Life in the Enchanted Forest

I’ve begun drying my herbs. I actually think I almost began drying too late and I should have begun earlier in the summer but it’s difficult to even think about drying when the weather is summer hot, especially because I use dehydrators, which tend to heat up the house. I know that herbs can be dried without dehydrators by hanging them up, but I don’t really know how to do it and I don’t feel I have the setup for it. Dehydrators let me get the herbs dried much quicker without fuss. I set up the dehydrators on the kitchen table but after a couple of days, I realized that I could move them and their heat to the bench in the entrance hallway. The hallway is an unheated addition that connects the kitchen to the garage.

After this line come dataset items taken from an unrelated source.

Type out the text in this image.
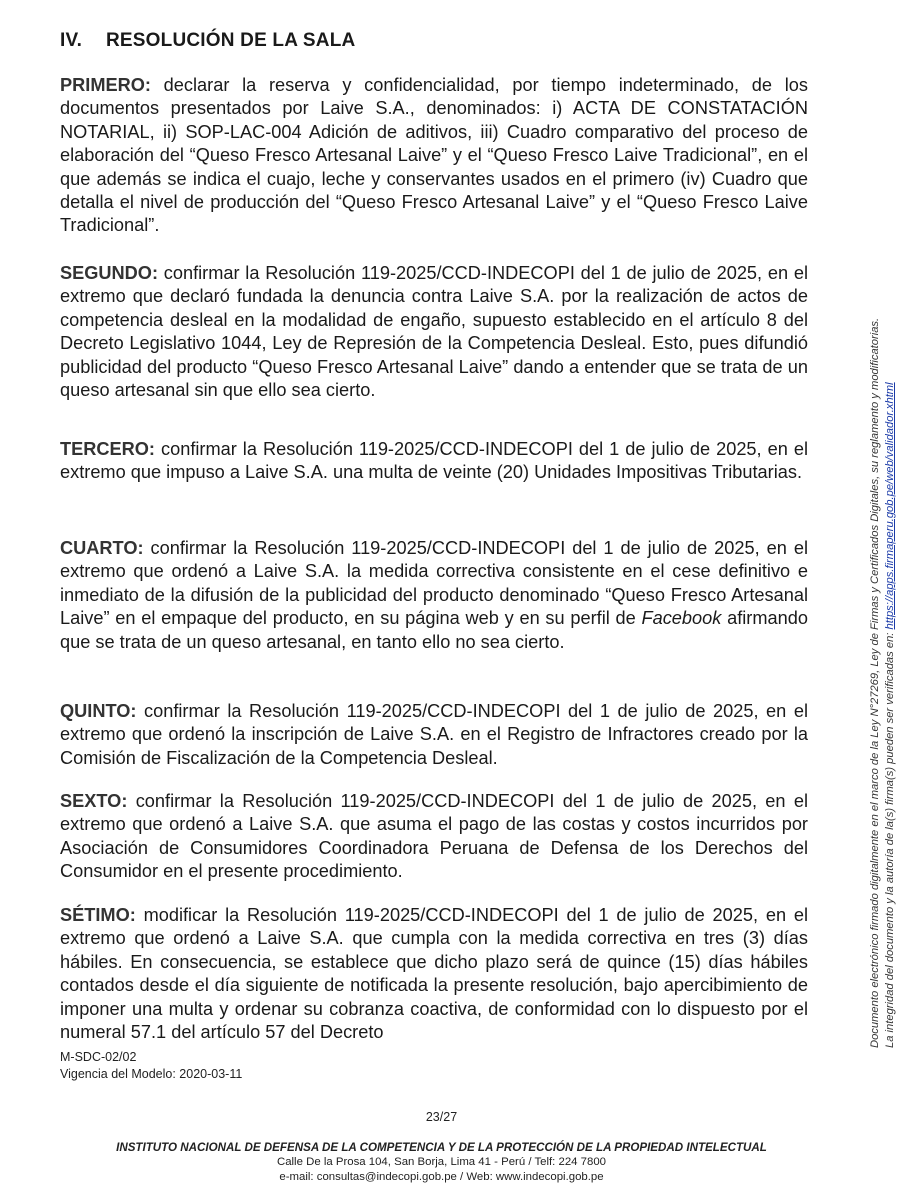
IV. RESOLUCIÓN DE LA SALA

PRIMERO: declarar la reserva y confidencialidad, por tiempo indeterminado, de los documentos presentados por Laive S.A., denominados: i) ACTA DE CONSTATACIÓN NOTARIAL, ii) SOP-LAC-004 Adición de aditivos, iii) Cuadro comparativo del proceso de elaboración del “Queso Fresco Artesanal Laive” y el “Queso Fresco Laive Tradicional”, en el que además se indica el cuajo, leche y conservantes usados en el primero (iv) Cuadro que detalla el nivel de producción del “Queso Fresco Artesanal Laive” y el “Queso Fresco Laive Tradicional”.

SEGUNDO: confirmar la Resolución 119-2025/CCD-INDECOPI del 1 de julio de 2025, en el extremo que declaró fundada la denuncia contra Laive S.A. por la realización de actos de competencia desleal en la modalidad de engaño, supuesto establecido en el artículo 8 del Decreto Legislativo 1044, Ley de Represión de la Competencia Desleal. Esto, pues difundió publicidad del producto “Queso Fresco Artesanal Laive” dando a entender que se trata de un queso artesanal sin que ello sea cierto.

TERCERO: confirmar la Resolución 119-2025/CCD-INDECOPI del 1 de julio de 2025, en el extremo que impuso a Laive S.A. una multa de veinte (20) Unidades Impositivas Tributarias.

CUARTO: confirmar la Resolución 119-2025/CCD-INDECOPI del 1 de julio de 2025, en el extremo que ordenó a Laive S.A. la medida correctiva consistente en el cese definitivo e inmediato de la difusión de la publicidad del producto denominado “Queso Fresco Artesanal Laive” en el empaque del producto, en su página web y en su perfil de Facebook afirmando que se trata de un queso artesanal, en tanto ello no sea cierto.

QUINTO: confirmar la Resolución 119-2025/CCD-INDECOPI del 1 de julio de 2025, en el extremo que ordenó la inscripción de Laive S.A. en el Registro de Infractores creado por la Comisión de Fiscalización de la Competencia Desleal.

SEXTO: confirmar la Resolución 119-2025/CCD-INDECOPI del 1 de julio de 2025, en el extremo que ordenó a Laive S.A. que asuma el pago de las costas y costos incurridos por Asociación de Consumidores Coordinadora Peruana de Defensa de los Derechos del Consumidor en el presente procedimiento.

SÉTIMO: modificar la Resolución 119-2025/CCD-INDECOPI del 1 de julio de 2025, en el extremo que ordenó a Laive S.A. que cumpla con la medida correctiva en tres (3) días hábiles. En consecuencia, se establece que dicho plazo será de quince (15) días hábiles contados desde el día siguiente de notificada la presente resolución, bajo apercibimiento de imponer una multa y ordenar su cobranza coactiva, de conformidad con lo dispuesto por el numeral 57.1 del artículo 57 del Decreto

M-SDC-02/02
Vigencia del Modelo: 2020-03-11
23/27
INSTITUTO NACIONAL DE DEFENSA DE LA COMPETENCIA Y DE LA PROTECCIÓN DE LA PROPIEDAD INTELECTUAL
Calle De la Prosa 104, San Borja, Lima 41 - Perú / Telf: 224 7800
e-mail: consultas@indecopi.gob.pe / Web: www.indecopi.gob.pe
Documento electrónico firmado digitalmente en el marco de la Ley N°27269, Ley de Firmas y Certificados Digitales, su reglamento y modificatorias. La integridad del documento y la autoría de la(s) firma(s) pueden ser verificadas en: https://apps.firmaperu.gob.pe/web/validador.xhtml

Saturday night was cloudless so EJ and I went outside to watch the Perseids meteorite shower.  We sat in the dark, each sipping a glass of wine as we chatted. Our night-time conversation was punctuated with exclamations of “Ohhh! There’s one! Did you see it? Yes, I saw it too! Wow!” We saw quite a few bright meteorites pulling tails of light behind them. I didn’t bother trying to photo or video them because I am not skilled at night photography and I wanted my focus to be enjoying the drama in the sky, not on my camera. EJ and I have always both enjoy celestial events. We marveled that years ago, before we ever knew each other, we were both out watching the same lunar eclipse. There’s something romantic about our awareness that at this point in time we were both looking at the same moon at the same time not knowing that someday we would meet and marry. It almost feels timey wimey, wibbly wobbly in a Doctor Who-ish sort of way.

We had planned to watch the meteorites for hours, but as the moon rose, its light erased the stars so we finally went back inside about 12:30 a.m. The night was rather cool, with temperatures expected to dip in to the 50s or 40s. We wore sweaters and wrapped ourselves in blankets. Although it is only mid-August, the temperatures are cooler in the morning and evenings, the goldenrod are beginning to flower, and the tree behind the magic box at the end of the driveway is already changing colors. The season is changing from summer to autumn. I love autumn and winter, but I’m not quite ready for them. I feel as if I just barely got used to summer.

With the feeling of autumn increasing, we are beginning to think about preparing for winter–planning what tasks we need to get accomplished.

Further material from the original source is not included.